Cuando sentimos dolor e inflamación en la boca, es común escuchar términos como flemón o absceso dental. Muchas personas los usan indistintamente, pero ¿son realmente lo mismo? Aunque están relacionados, no son idénticos y es importante entender sus diferencias para saber cómo actuar ante cada caso. En este artículo te explicamos qué distingue a un flemón de un absceso, cómo identificarlos y qué tratamiento necesita cada uno.
¿Qué es un flemón dental?
El término “flemón” es coloquial y se utiliza para describir una inflamación visible en la encía o la cara, causada por una infección dental. Suele manifestarse con una hinchazón dolorosa, calor local e incluso enrojecimiento de la piel en la zona afectada.
En realidad, el flemón no es una enfermedad en sí misma, sino un síntoma de que hay una infección, generalmente en la raíz del diente, que puede deberse a caries profundas, fracturas o problemas en las encías. Lo que vemos como “flemón” es la consecuencia del proceso infeccioso que se ha extendido al tejido blando.
¿Y qué es un absceso dental?
Un absceso dental es una acumulación de pus causada por una infección bacteriana. Se puede localizar en la raíz del diente (absceso periapical), en las encías (absceso gingival) o en el tejido que rodea el diente (absceso periodontal). Es un proceso más definido y localizado que un flemón.
En muchos casos, algunos de los tipos de absceso dental son la causa principal del flemón, ya que el pus busca salida hacia el exterior y provoca la inflamación del tejido. A medida que el absceso avanza, puede formar un bulto o protuberancia en la encía, e incluso llegar a drenar por sí solo.
¿En qué se diferencian?
Aunque están estrechamente relacionados, hay diferencias clave entre ambos términos:
| Característica | Flemón | Absceso dental |
| ¿Qué es? | Síntoma: inflamación e hinchazón | Infección localizada con pus |
| ¿Dónde aparece? | Encía, mejilla o cara | Encía, raíz del diente o hueso |
| ¿Es visible? | Sí, suele producir hinchazón externa | Puede ser interno o externo |
| ¿Contiene pus? | No necesariamente | Sí, es una acumulación purulenta |
| ¿Requiere tratamiento? | Sí, con atención dental urgente | Sí, con drenaje y posible antibiótico |
En resumen, el flemón es la manifestación externa, mientras que el absceso es la causa interna. Un flemón puede aparecer sin pus visible, pero si hay un absceso, es casi seguro que hay infección activa y acumulación de pus.

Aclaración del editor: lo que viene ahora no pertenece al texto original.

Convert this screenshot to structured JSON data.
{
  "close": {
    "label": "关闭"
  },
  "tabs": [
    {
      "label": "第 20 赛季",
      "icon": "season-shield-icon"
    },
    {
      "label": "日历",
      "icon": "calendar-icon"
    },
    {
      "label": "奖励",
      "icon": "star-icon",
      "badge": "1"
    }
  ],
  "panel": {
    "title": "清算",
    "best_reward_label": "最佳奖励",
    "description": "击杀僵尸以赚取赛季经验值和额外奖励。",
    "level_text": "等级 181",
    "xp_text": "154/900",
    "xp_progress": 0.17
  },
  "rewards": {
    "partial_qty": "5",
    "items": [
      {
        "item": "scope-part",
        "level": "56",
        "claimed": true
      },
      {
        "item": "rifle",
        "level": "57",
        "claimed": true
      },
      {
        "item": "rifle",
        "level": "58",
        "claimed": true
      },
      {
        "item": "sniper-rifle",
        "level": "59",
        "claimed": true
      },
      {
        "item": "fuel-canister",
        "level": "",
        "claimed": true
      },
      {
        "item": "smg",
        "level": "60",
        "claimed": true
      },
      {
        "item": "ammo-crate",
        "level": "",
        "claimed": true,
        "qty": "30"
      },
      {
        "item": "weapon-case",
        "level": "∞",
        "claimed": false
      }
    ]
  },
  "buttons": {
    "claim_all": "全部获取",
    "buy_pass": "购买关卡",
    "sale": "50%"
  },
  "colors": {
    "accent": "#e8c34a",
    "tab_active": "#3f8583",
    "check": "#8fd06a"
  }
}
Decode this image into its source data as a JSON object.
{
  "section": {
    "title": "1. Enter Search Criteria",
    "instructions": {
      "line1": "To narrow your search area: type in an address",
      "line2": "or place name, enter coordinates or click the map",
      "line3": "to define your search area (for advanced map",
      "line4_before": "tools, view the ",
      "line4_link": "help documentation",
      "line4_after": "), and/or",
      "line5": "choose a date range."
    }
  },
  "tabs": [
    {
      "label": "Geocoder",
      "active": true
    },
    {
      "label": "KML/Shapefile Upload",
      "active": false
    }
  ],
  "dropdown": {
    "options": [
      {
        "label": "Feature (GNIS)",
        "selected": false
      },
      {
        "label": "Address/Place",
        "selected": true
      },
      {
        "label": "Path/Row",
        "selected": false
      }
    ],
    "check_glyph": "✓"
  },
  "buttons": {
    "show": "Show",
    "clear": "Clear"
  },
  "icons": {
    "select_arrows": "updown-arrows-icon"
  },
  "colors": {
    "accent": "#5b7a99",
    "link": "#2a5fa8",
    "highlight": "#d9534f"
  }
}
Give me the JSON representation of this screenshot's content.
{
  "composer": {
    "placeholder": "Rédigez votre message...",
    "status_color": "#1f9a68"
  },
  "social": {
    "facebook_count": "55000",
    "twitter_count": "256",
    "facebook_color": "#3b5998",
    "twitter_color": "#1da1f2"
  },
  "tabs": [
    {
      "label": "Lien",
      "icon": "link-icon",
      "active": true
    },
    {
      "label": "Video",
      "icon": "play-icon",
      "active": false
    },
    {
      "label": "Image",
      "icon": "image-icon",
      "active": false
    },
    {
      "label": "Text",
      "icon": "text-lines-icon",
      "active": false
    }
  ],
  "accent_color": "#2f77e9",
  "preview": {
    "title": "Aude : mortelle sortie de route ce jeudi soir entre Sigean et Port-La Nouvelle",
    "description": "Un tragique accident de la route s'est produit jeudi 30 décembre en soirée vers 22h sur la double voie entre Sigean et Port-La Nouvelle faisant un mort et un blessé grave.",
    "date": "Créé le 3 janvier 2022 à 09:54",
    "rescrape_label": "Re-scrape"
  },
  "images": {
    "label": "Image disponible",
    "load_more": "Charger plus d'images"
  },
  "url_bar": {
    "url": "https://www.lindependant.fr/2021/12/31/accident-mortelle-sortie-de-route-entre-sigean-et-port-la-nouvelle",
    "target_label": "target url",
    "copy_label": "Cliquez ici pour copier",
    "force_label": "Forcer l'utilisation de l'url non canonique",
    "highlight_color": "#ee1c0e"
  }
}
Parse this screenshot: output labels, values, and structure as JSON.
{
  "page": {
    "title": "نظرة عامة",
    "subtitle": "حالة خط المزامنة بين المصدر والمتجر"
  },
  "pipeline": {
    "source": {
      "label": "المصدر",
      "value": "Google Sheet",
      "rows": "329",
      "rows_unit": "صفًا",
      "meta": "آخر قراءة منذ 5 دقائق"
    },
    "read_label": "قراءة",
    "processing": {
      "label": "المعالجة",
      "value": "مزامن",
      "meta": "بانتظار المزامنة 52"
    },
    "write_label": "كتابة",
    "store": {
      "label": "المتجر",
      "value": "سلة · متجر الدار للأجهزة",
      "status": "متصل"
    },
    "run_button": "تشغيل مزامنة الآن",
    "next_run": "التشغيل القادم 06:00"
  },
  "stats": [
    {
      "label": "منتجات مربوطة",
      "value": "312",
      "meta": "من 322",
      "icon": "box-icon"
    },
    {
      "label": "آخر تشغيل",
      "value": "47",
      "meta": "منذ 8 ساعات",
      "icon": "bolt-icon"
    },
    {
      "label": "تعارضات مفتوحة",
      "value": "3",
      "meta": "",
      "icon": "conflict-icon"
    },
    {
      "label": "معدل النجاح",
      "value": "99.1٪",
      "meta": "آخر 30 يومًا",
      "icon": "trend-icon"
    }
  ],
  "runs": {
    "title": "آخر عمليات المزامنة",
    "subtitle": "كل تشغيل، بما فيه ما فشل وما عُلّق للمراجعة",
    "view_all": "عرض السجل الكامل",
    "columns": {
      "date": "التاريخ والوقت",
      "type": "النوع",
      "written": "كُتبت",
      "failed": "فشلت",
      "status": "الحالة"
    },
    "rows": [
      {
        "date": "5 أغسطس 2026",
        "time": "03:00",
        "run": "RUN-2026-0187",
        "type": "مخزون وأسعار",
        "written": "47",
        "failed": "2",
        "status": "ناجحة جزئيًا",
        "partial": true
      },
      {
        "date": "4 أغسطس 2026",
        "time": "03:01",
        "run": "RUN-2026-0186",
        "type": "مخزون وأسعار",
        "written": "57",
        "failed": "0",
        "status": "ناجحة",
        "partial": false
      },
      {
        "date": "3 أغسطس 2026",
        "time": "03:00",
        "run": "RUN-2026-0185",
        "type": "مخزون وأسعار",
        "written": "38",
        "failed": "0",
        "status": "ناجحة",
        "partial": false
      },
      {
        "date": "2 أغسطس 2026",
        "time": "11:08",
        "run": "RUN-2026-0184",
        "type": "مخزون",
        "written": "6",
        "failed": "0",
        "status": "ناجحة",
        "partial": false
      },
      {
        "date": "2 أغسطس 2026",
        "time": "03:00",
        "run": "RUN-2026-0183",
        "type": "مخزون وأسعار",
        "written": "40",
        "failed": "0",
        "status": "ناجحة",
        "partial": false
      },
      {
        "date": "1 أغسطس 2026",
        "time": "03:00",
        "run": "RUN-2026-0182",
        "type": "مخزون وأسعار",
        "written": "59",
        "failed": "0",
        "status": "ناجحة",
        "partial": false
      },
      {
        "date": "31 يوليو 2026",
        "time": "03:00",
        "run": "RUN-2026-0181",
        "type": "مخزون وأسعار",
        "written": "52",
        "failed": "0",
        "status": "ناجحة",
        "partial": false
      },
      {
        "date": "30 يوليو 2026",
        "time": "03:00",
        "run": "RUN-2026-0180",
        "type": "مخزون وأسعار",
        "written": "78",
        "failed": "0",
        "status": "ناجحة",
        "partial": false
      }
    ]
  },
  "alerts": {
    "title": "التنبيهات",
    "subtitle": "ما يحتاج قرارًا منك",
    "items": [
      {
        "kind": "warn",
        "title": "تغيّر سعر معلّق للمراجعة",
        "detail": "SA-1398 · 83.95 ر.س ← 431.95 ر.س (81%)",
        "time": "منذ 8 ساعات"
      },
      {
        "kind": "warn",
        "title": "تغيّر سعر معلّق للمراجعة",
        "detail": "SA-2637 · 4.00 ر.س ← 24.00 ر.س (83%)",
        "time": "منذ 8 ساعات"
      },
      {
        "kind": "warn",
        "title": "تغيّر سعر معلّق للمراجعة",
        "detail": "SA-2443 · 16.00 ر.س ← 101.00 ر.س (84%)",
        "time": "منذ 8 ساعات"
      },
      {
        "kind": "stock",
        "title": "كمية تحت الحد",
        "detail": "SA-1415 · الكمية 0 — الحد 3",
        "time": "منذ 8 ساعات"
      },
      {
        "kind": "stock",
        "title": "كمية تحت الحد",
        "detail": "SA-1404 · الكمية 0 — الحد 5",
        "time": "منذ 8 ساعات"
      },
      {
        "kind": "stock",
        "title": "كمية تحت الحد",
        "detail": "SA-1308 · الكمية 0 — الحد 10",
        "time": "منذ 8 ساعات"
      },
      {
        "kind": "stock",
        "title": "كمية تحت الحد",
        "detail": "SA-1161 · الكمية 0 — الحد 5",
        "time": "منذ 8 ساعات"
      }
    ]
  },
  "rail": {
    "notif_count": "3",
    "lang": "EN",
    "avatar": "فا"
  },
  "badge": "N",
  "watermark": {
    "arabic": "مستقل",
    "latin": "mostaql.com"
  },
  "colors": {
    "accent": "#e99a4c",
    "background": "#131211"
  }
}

¿Qué hacer ante estos síntomas?
Tanto el flemón como el absceso requieren atención profesional inmediata. No basta con tomar analgésicos o antibióticos por tu cuenta: es necesario tratar el origen del problema, ya sea con una endodoncia (tratamiento de conducto), drenaje o, en casos más graves, extracción del diente.
Mientras esperas atención médica, puedes:
- Aplicar frío local (no calor).
- Tomar antiinflamatorios recomendados por un profesional.
- Evitar masticar del lado afectado.
- No pinchar ni intentar drenar por tu cuenta.
Conclusión: parecidos, pero no iguales
Aunque muchas veces se usan como sinónimos, el flemón y el absceso dental no son exactamente lo mismo. El flemón es una consecuencia visible de una infección más profunda, generalmente provocada por un absceso. Identificar correctamente el problema y acudir al dentista cuanto antes es fundamental para evitar complicaciones y aliviar el dolor de forma efectiva.